Published 5 November 2009

David Shannon is to replace Ramin Karimloo in arguably the West End’s most iconic role, the mask-wearing, fear-inducing Phantom Of The Opera.

Shannon takes on the role of the famous murderer from 9 November, with Karimloo, who is to play the Phantom again next year in Andrew Lloyd Webber’s sequel Love Never Dies, bowing out on 7 November.

Shannon joins current cast members Gina Beck, Simon Bailey, Barry James, Gareth Snook and Rohan Tickell. Other new faces to The Phantom Of The Opera cast include Rebecca Lock, Nicky Adams, Emma Harris and Tabitha Webb.

Shannon is a regular performer on the London stage. He has recently completed a run as Les Misérables’s prisoner-turned-mayor Jean Valjean and previously appeared in Miss Saigon, Whistle Down The Wind, Cats, Martin Guerre and The Beautiful Game, for which he received a Laurence Olivier Award nomination.

Lock, who plays operatic diva Carlotta, also appeared in Martin Guerre and Cats, as well as Mary Poppins and, most recently, performed alongside London’s most potty-mouthed puppets in Avenue Q.

Adams, who joins as Madame Giry, has credits including Les Misérables and The Woman In White, Harris (Meg Giry) appeared in the recent London productions of Joseph And The Amazing Technicolor Dreamcoat and Evita, and Webb, who alternates in the role of Christine with Gina Beck, sang alongside Josh Groban and Idina Menzel in Chess In Concert at the Royal Albert Hall.

The Phantom Of The Opera is one of the West End’s most successful productions ever.

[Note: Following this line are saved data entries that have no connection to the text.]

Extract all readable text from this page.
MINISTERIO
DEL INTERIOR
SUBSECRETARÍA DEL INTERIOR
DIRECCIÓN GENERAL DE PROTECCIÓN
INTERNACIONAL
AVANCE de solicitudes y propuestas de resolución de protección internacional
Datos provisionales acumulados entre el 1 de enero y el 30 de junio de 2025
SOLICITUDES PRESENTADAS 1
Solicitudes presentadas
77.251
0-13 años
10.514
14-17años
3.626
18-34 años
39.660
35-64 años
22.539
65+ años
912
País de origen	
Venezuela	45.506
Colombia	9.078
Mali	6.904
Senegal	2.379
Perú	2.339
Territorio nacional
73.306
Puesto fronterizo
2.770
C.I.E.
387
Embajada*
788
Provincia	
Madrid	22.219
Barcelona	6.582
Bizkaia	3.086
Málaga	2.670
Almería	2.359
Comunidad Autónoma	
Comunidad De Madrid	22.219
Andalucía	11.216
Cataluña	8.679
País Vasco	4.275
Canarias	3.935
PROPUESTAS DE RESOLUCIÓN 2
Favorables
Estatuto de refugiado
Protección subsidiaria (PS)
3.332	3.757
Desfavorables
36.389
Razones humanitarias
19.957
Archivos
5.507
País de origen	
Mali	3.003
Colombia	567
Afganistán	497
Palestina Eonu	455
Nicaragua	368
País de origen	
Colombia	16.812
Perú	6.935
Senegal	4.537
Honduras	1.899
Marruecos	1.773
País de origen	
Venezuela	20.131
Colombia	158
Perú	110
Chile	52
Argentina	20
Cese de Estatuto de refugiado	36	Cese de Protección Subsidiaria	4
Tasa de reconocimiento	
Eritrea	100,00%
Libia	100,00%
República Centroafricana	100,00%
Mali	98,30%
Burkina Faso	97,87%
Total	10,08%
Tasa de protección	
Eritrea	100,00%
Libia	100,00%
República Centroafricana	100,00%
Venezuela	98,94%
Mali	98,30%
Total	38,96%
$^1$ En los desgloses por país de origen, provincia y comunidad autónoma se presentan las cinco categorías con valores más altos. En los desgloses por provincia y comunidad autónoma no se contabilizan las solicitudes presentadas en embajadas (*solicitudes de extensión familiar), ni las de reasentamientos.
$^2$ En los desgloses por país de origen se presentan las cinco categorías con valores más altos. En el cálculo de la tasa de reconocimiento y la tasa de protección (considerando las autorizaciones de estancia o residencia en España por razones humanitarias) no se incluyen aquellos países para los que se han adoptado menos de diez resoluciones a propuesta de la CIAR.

Worldwide it has won over 50 major theatre awards including three Laurence Olivier Awards.

Next year, more than two decades after the show first opened, the tale of an obsessive genius who haunts the Paris opera house will be joined in London by a follow up show, Love Never Dies, which picks up the story of the Phantom 10 years later, when the murderous maestro has moved to New York’s Coney Island.